Question

I'm working on a Firefox extension where I'll want to keep multiple windows in sync with the same information. The toolbar queries a remote server for info periodically, based on when the window was opened. Because Firefox windows are all separately self-contained environments, each with their own toolbar running separate code I thought I'd use a singleton here. There's really no need for multiple requests, there can be one request for each of the windows, the problem though is that there is no global master scope over-lording it over the multiple windows context, there are only windows contexts. I thought I'd create a factory class that checks to see if one of the windows already has an instance of my notification class running and if so uses that same instance to get updates.

It seems like a legitimate use of a singleton, but I keep reading about how they're evil beasts. Is this an ok use?

Was it helpful?

Solution

The problem is that each Firefox window is an entirely separate process as far as Javascript is concerned.

So yeah, it'll work, but only if you conditionally create the singleton. If it's just unconditionally created at global scope (in my my case, as a member of my top-level extension object), it's going to be in all windows.

The other problem you're going to have is that windows take a while to start and run javascript, and you don't have anything like synchronization. It's entirely possible that window 1 checks to see if window 2 has created the singleton, sees it hasn't, window 2 check window 1, sees it hasn't, and then both create their own singleton.
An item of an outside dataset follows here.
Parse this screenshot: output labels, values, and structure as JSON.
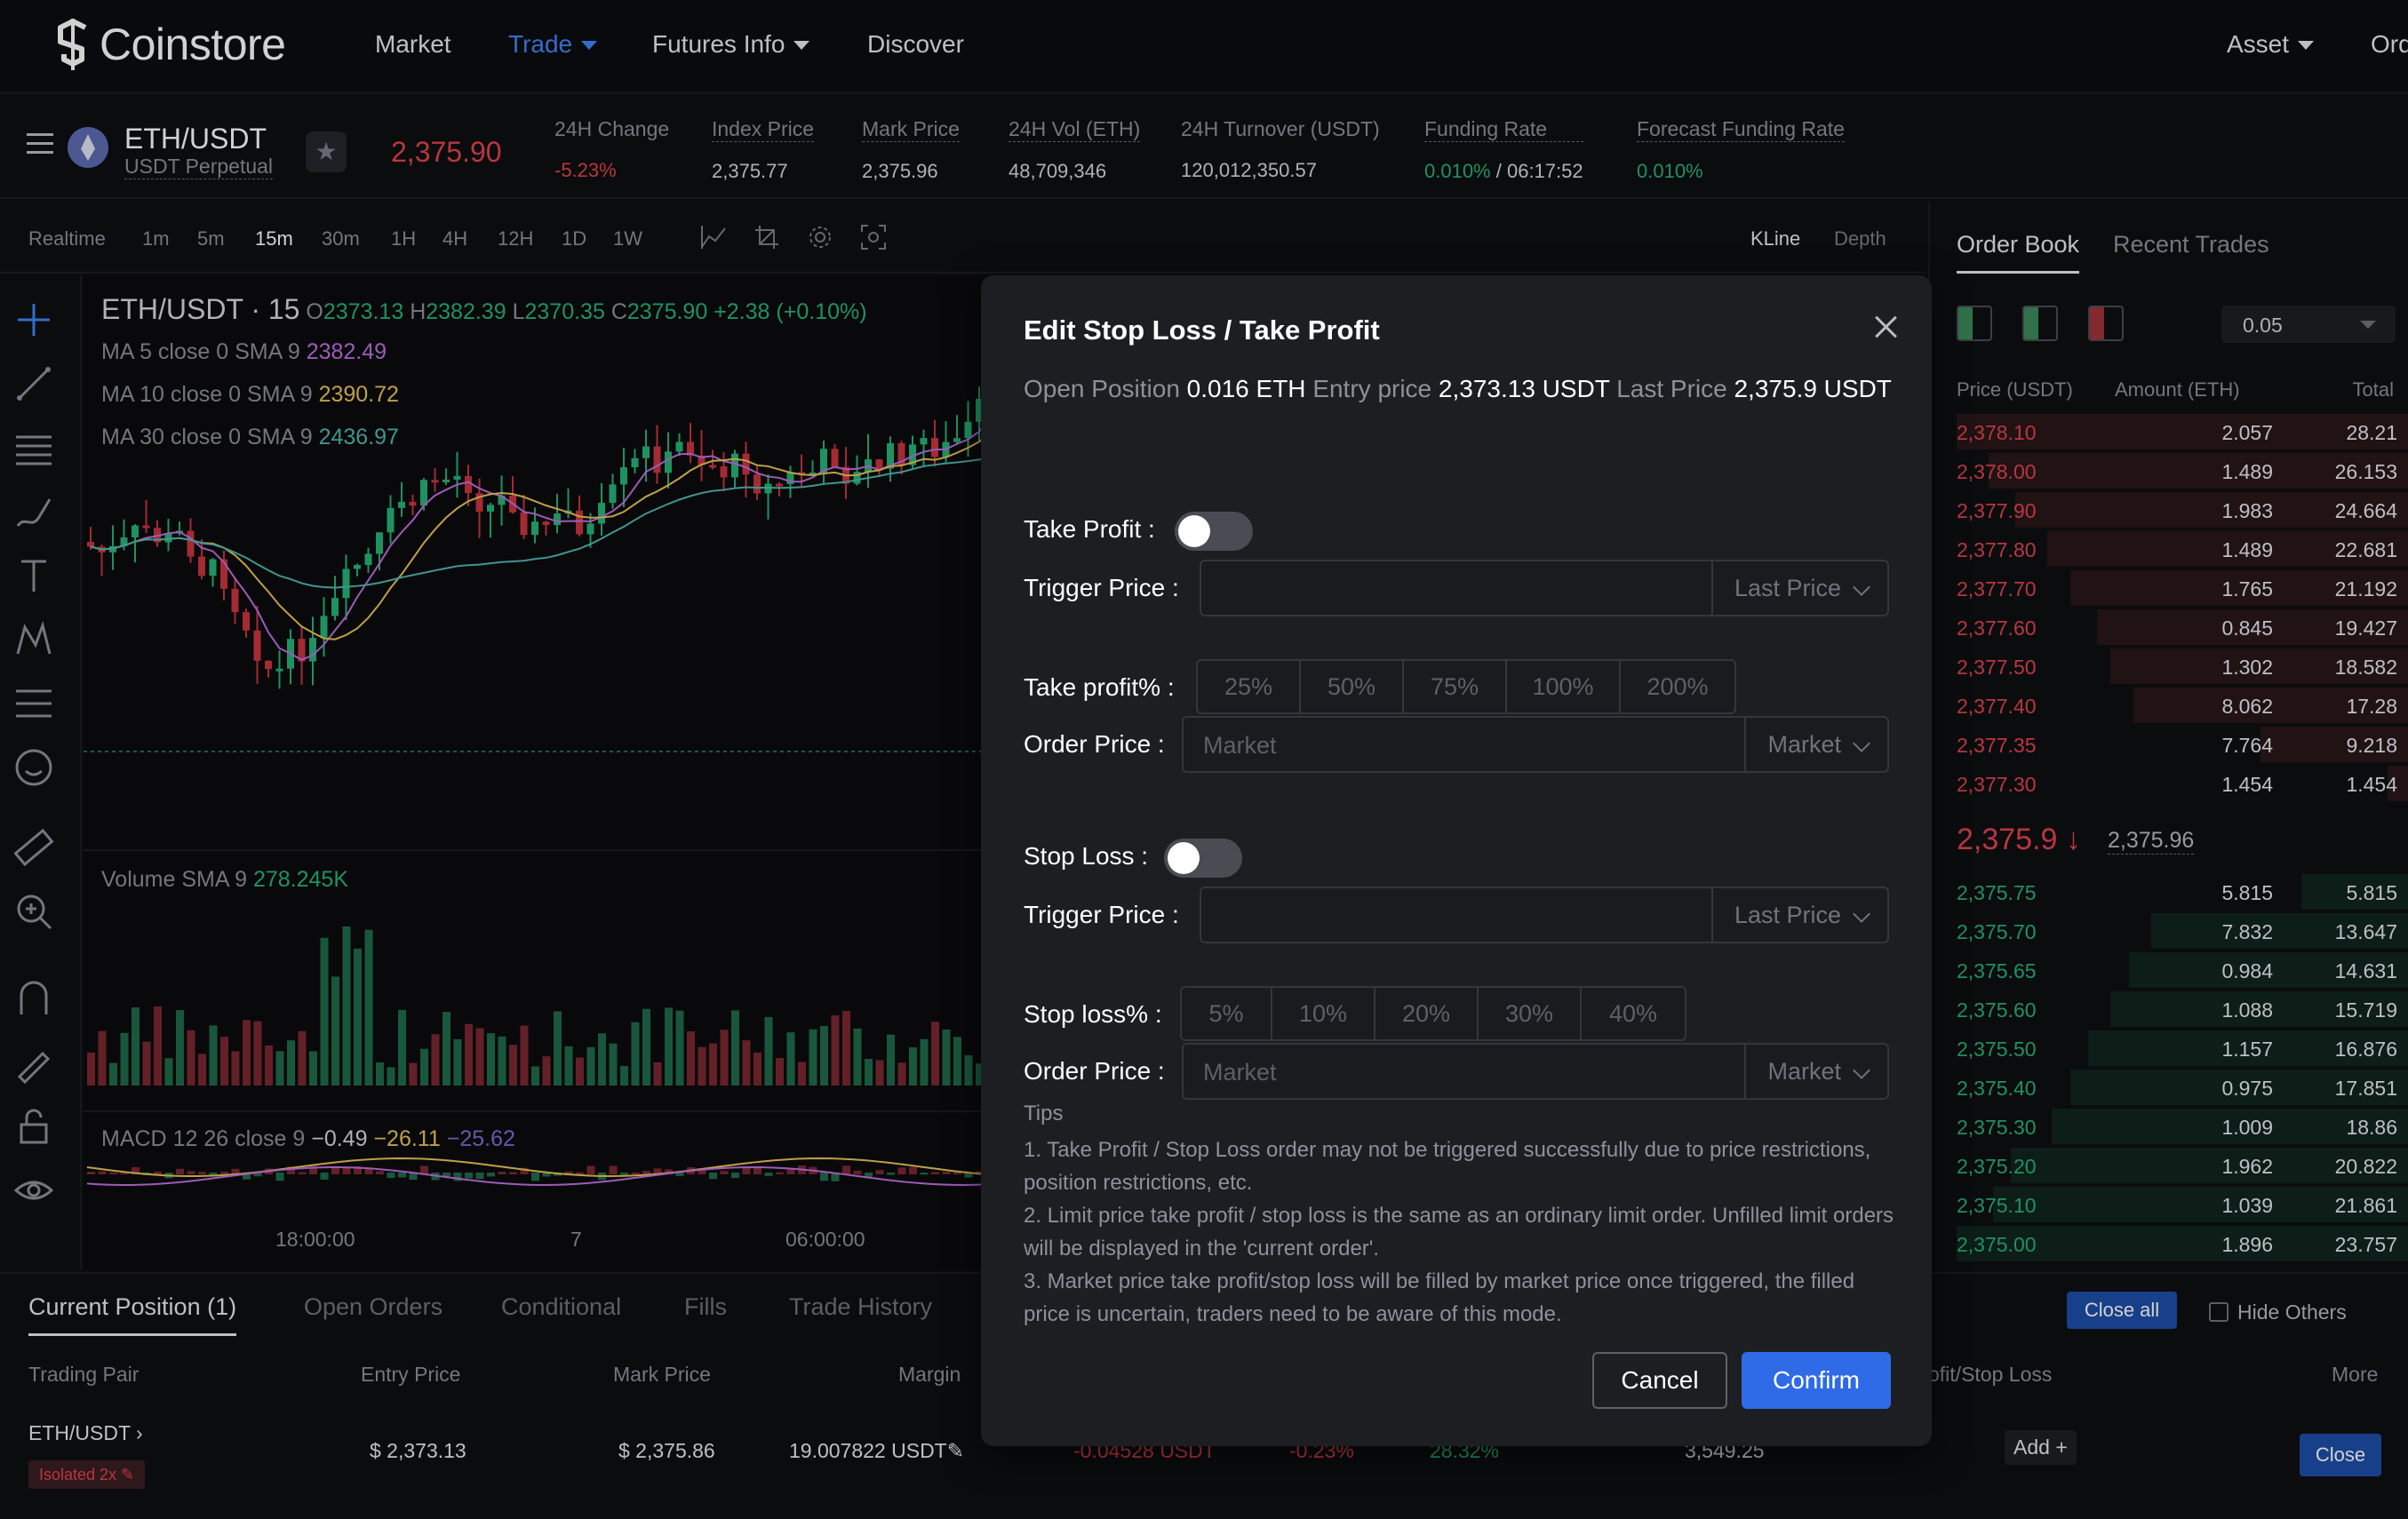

I speak from experience: I wrote a Firefox extension that does something very much like what you want to do: only one window is supposed to check the remote server (and all other windows need to be informed when any one window closes).

(In mine, each window on start-up queries all other windows to find the "master" window.)

The cleaner way around this is to create a service, just like the ones the browser exposes to javascript; but that requires coding in in C, not javascript, and makes installing teh extension cross platform more of a pain.

OTHER TIPS

There's nothing inherently wrong with a singleton, per se. The problem lies in how it can be (ab)used: it's essentially a fancy way to have globals. A singleton just lets you have a level of indirection that self-contains most of that data. Sometimes, though, this pattern is the only way you can solve certain problems. In that case, it's perfectly fine. However, if you can think of another way that uses maybe only a little bit more code/memory/performance-hit to accomplish, I'd go with that if I could. Otherwise, there's really nothing wrong with using a singleton, as long as you're aware of what you're getting into.

Singletons themselves are not evil. It's their abuse that is... (You can usually get away with using DI container to have your instance "singletoned" which makes this pattern rather less recomended).

I don't have any experience in the area you describe. However singleton seems to me like reasonable option.